On rejoint ici la métaphore de l’iceberg et de l’océan qui tout en étant de la même nature (l’eau) ont des apparences et des propriétés différentes. On rajoute parfois à cette image celle des nuages constitués eux aussi d’eau, mais évaporée, pour signifier les trois étages de la pensée : solide, fluide et évanescente.Ces incursions dans le Réel n’ont ni sens, ni non-sens. Elles sont accompagnées d’une intime sensation de joie, sans objet ni raison.

Si cette démarche a été maintenue à la fois intacte et ouverte, c’est principalement parce qu’il n’a jamais fait mention d’autre chose que de cet « Allant-de-soi », de cette innocence première.Traverser, les yeux grands ouverts, les multiples champs qui constituent la conscience comporte toujours le risque de s’attarder à un de ses éléments, et ainsi de perpétrer la fragmentation au sein-même de la personnalité. C’est pour cette raison que la voie mitigée, tout en donnant la priorité fondamentale à l’essentiel, ne fait pas l’économie des singularités propres à l’individu, quand bien même il ne s’agit là que de fausses certitudes.

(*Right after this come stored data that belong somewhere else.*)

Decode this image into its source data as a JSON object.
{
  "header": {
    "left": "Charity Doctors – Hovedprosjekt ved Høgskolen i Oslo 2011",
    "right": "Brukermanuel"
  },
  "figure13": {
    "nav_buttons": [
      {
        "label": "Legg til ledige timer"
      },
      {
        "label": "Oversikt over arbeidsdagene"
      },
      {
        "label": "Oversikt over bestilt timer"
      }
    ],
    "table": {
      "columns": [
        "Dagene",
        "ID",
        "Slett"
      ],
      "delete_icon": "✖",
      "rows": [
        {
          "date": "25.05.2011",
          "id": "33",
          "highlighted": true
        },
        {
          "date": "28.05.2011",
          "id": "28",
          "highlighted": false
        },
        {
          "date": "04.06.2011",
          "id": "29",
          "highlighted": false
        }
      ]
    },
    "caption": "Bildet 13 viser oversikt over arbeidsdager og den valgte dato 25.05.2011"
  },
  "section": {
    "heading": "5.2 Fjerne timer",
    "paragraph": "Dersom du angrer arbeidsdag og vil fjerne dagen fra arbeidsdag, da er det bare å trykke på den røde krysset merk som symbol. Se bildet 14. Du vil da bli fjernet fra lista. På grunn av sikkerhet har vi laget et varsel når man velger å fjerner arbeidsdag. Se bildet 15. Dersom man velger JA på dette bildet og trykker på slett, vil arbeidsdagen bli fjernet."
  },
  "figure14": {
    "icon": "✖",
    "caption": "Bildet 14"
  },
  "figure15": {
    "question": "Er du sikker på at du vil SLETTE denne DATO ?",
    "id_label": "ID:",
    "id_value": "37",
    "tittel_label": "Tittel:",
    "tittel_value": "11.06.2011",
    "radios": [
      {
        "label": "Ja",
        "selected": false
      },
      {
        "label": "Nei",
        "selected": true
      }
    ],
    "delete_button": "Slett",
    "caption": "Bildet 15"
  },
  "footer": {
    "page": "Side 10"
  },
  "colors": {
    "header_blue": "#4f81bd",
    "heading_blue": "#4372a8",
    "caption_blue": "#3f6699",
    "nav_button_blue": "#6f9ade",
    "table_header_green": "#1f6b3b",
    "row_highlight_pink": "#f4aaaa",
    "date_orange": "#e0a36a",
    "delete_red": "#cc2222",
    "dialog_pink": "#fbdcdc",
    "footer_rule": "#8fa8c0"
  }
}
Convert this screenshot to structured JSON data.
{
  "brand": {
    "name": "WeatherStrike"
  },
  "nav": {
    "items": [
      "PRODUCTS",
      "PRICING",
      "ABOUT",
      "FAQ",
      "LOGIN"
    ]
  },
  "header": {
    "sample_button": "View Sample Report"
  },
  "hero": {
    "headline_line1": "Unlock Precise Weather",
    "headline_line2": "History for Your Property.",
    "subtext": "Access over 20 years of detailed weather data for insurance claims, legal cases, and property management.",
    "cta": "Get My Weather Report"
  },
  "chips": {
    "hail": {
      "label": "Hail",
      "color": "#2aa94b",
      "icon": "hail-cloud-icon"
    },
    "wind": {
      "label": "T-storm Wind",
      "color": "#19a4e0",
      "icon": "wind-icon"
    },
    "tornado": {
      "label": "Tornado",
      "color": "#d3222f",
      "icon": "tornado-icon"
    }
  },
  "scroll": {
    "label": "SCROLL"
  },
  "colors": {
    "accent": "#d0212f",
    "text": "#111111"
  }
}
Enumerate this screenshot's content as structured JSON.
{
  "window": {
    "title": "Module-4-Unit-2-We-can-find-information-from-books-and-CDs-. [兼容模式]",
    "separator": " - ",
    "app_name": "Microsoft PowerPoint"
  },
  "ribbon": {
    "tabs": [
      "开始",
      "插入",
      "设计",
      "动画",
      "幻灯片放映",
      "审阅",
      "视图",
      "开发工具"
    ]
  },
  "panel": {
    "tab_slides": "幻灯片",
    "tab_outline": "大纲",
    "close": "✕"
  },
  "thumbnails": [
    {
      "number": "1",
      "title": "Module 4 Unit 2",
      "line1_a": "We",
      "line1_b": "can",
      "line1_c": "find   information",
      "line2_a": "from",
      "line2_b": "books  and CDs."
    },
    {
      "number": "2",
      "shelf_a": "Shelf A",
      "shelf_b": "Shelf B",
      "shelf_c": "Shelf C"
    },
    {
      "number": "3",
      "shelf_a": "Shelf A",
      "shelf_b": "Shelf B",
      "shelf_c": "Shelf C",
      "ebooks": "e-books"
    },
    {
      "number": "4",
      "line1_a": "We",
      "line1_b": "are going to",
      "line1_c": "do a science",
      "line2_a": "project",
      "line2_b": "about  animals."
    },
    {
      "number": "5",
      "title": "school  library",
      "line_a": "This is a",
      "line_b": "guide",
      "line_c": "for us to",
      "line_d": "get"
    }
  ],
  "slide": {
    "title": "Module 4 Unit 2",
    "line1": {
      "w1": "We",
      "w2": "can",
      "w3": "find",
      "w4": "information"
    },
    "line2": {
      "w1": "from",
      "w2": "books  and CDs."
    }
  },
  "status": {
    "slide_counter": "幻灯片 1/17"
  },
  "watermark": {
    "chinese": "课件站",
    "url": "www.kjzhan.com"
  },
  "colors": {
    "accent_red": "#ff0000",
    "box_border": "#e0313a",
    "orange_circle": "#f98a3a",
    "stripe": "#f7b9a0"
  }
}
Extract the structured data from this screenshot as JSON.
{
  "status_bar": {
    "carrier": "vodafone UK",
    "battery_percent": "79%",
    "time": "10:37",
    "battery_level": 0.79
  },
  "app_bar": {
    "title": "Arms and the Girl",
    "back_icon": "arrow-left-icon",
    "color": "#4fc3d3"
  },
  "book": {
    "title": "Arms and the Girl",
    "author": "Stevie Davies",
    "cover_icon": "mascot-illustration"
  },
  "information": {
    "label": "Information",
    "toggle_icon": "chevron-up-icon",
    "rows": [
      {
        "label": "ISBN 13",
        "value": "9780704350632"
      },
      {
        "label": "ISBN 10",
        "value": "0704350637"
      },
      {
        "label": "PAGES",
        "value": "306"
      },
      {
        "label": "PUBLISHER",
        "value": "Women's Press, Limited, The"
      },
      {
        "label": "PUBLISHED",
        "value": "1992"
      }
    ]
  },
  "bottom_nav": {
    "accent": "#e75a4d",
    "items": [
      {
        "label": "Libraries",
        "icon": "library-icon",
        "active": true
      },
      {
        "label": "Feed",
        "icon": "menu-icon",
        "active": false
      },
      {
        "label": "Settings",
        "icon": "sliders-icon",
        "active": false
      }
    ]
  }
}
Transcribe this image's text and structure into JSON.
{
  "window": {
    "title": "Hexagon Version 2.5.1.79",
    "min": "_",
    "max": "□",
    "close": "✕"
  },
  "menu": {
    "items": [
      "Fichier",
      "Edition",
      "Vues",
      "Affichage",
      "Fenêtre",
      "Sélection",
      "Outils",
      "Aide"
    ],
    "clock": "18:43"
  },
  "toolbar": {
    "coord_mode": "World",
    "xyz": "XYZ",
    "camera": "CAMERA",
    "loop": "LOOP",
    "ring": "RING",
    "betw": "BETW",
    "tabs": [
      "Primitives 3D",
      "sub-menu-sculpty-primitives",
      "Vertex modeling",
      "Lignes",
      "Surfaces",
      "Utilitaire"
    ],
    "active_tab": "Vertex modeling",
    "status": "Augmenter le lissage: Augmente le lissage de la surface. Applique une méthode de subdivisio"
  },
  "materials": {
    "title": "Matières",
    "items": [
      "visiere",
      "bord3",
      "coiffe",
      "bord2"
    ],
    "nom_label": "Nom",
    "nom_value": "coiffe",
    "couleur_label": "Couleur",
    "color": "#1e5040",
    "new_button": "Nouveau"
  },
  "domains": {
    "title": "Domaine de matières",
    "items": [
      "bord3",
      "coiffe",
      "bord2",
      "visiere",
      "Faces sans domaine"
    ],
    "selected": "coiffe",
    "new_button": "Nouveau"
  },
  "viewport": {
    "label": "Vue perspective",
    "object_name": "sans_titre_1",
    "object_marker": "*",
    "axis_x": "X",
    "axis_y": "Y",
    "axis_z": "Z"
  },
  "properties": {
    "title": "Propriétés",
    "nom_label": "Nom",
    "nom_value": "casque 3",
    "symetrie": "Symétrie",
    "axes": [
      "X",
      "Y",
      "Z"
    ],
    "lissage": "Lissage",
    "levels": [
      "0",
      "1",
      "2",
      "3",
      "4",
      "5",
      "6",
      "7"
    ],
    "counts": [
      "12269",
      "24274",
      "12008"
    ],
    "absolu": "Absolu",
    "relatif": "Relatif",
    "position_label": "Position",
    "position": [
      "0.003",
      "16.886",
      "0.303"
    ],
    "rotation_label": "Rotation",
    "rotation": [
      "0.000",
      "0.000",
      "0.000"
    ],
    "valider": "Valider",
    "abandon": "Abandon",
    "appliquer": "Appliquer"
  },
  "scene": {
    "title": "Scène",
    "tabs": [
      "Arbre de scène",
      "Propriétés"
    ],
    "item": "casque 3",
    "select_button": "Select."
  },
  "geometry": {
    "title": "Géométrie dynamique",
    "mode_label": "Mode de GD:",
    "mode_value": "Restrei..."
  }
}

Cela a permis d’élaborer au fil des siècles un enseignement à la fois souple, rigoureux et ouvert. Il ne s ‘agit ni de manipuler, ni d’adapter la recherche, mais de prendre en compte toutes nos croyances, aspirations et espoirs afin d’en approfondir le sens, d’en dénoncer leur falsification et de finalement s’en libérer au cœur même du silence.Ce processus de dépouillement est lui-même porteur de nombreux effets (ou expériences) secondaires qu’il conviendra de situer à leur juste place afin qu’ils ne deviennent pas des objets d’intérêt. C’est pour cela que l’enseignement met toujours en avant l’observation et l’écoute qui sont une forme d’attention dépourvue d’une quelconque objectivation.

Être dans le silence sans objet n’implique aucune référence. Ce qui surgit au terme de l’exploration de soi est le lâcher-prise, l’abandon. Cela ne relève pas du savoir. Le point ultime réside dans la reconnaissance que savoir que l’on ne sait rien est encore trop.